Passwords in Enterprise settings

You are presented a login prompt, asking for a username, you enter your username and are presented with the password prompt, you type your minimum 1 uppercase, 1 number , 1 special character and hit enter when you are at somewhere between 8 and 16 characters in length.

You have this password chosen because you remember it and as it rhymes with the password policy in place.

Imagine close to 90 machines, isolated little islands, where each password change timer has been started the first login or latest occasion you changed password, where these close to 90 machines are provided by different vendors, with different password policies, which have not been presented to you and each and every time you are forced to change password have to come up with a new long and easy to remember password with upper case, lower case, numbers and special characters .. and fail against the password policy.

Last time, on my sixth (6th) generation of passwords, where 2017&RedFireTruck was too simple or too short, I pretty much lost it. 17 characters, mixed upper and lower case and special character .. that is according to GRC: Password Haystacks, a search space of 4,225,684,238,917,218,534,300,824,429,126,495 combinations to brute force.

I emailed the vendors and asked for a description of their password policies and why I had to rotate passwords every 60 or 90 days and why authentication where not federated with LDAP to simplify authentication. No answer. None what so ever.

This is situation that CREATES bad security; long very complex passwords you need to change often, post-it notes with passwords are unfortunately common in offices and defeats it purpose of being secure.

As this article from Naked Security: NIST’s new password rules – what you need to know where NIST’s report has been summarized, condensed into human readable form, with good advice about how to achieve good password hygiene.

My personal belief is that passwords should be long and complex to a certain degree, where you either by muscle memory or by heart can remember your password without much thought, password changed should forced if suspecting breaches or leaks – a good password is a good password until broken, not by some administrators 40 to 90 day cycle. Check the above link to GRC as there is a strength-meter where you can test a similar to what you would use as a password – you should not test real “production” passwords as they could leak or sniffed by browser extensions.

The future is 2FA or MFA, Two-factor authentication or Multi-factor authentication. Either keyfob or Authenticator-applications on smartphones, SMS is dead.
Keyfobs spit out (usually) 6 digits on a small display, which you have to type in before they change, Authentication-applications work similarly but can also present you a notification dialog where you chose “Approve” or “Deny”, there is several flavors and the ones I have tested is Google Authenticator, Azure Authenticator, LastPass Authenticator and DUO Authenticator – all of them work similarly and requires a little bit of set up, but when you are done authentication is a breeze.

SMS-codes are dead. Even if sent as Flash-SMS (the ones that show up without the need to open app to read them) there is still a built-in TTL of 72 hours for delivery, within mobile networks there is actually NO real guarantee that the message will be received within these 72 hours. Also, since SS7 gateways has been found on the internet with no authentication, where messages can be read or redirected with little effort, there is no way of telling if bad guys are getting SMSs. SMS are sent in clear text, unencrypted and have no tamper-checks.

I’d like to see a wider adoption of Yubi-keys or similar, small hardware USB-dongles that emulates keyboards that can work in several modes depending of configuration, either spit out the same string over and over when you push the little button, or it can spit out a OTP, one-time-password on button-press.

To implement any of these methods on Linux-machines, there is PAM-modules available already.

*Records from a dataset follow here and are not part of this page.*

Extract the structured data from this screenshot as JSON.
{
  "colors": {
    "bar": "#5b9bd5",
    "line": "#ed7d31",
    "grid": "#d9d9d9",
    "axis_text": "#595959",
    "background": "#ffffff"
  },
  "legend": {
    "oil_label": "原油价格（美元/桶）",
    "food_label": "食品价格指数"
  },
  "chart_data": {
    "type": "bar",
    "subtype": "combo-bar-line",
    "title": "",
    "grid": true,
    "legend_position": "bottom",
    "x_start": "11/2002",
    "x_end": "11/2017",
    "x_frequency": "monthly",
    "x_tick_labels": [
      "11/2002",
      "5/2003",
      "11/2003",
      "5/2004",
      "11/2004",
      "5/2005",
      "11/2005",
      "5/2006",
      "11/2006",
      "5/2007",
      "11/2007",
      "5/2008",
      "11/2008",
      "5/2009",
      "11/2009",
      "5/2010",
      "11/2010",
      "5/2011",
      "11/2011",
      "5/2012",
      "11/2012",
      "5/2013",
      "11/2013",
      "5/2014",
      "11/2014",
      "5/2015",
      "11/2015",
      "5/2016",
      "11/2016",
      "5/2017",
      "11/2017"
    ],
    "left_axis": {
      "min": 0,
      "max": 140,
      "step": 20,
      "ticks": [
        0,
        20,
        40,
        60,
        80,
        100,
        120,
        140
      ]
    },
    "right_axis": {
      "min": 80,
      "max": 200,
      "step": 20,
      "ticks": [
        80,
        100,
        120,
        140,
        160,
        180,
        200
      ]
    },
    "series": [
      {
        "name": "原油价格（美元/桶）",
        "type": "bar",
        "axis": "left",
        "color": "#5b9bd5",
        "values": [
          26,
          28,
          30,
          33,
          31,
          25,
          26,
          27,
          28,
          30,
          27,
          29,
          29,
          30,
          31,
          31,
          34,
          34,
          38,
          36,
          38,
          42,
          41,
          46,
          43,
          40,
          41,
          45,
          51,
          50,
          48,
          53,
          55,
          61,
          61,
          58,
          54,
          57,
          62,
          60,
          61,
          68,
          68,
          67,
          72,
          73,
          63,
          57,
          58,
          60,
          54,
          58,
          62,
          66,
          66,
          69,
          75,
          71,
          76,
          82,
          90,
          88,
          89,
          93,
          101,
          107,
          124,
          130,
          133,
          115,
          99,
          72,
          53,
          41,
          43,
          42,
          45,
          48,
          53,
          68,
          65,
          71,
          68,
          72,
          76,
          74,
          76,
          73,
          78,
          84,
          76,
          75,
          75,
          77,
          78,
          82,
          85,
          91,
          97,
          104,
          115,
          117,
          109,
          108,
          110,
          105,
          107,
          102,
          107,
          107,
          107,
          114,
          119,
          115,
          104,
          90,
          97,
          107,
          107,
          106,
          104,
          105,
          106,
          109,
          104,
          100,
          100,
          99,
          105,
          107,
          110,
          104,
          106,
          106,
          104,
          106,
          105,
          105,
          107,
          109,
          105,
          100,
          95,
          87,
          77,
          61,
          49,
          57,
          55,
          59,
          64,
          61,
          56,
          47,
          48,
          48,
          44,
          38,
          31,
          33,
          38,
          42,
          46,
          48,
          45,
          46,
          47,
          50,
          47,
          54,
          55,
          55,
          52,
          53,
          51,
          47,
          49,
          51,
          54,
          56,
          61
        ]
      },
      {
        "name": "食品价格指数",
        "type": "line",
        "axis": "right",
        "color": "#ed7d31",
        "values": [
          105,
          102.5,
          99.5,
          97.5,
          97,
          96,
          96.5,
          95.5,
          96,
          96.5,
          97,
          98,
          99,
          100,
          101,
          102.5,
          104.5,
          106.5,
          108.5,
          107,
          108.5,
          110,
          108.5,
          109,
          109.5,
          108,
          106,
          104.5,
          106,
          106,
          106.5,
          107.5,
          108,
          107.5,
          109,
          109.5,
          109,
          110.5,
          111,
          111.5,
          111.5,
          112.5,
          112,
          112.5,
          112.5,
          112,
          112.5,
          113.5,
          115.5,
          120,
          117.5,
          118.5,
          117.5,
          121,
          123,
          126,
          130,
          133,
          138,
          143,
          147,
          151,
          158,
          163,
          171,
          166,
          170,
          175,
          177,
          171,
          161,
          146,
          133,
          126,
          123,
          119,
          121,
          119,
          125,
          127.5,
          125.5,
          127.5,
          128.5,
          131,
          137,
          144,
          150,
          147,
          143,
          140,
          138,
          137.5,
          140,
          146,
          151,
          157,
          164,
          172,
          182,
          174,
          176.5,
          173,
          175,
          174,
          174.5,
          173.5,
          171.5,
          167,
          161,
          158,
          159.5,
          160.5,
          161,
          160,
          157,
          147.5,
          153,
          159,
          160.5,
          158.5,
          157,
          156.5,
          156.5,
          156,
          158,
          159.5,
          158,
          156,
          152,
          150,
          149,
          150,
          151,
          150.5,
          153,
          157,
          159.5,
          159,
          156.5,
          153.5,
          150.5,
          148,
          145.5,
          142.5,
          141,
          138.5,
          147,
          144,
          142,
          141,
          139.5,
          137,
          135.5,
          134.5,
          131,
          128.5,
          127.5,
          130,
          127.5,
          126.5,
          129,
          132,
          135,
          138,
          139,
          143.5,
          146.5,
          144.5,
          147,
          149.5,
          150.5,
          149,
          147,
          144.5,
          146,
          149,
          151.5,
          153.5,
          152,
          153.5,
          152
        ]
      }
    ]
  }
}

For Wintendo-machines I’m not so sure, but there is most probably implementations available as well.

Vendors seems to be out of touch with current information and methods. Or do not have means to implement changes until something really bad happens, like a breach or leak, but then it’s too late, the damage is already done and intruders might have gained footholds in the infrastructure. In such a case, all machines would need to be re-installed from scratch, from known verified physical installation media. Even that might be too late, there is usually updatable firmware in many parts and components of a computer, where (theoretically) malware could be hidden. A catastrophe waiting to happen.

Out of rage, when not being able to use the new fairly complex password to change password, I padded it with YourMomSucksDonkeyBalls and it didn’t complain when my new password had the length of about 40 characters or more.

I work with Enterprise customers and their business critical systems, I have several times attempted to get some information about each vendors password policy but they have never been able to present it to me, either they do not have them written down, only the admins know or it is for some reason secret.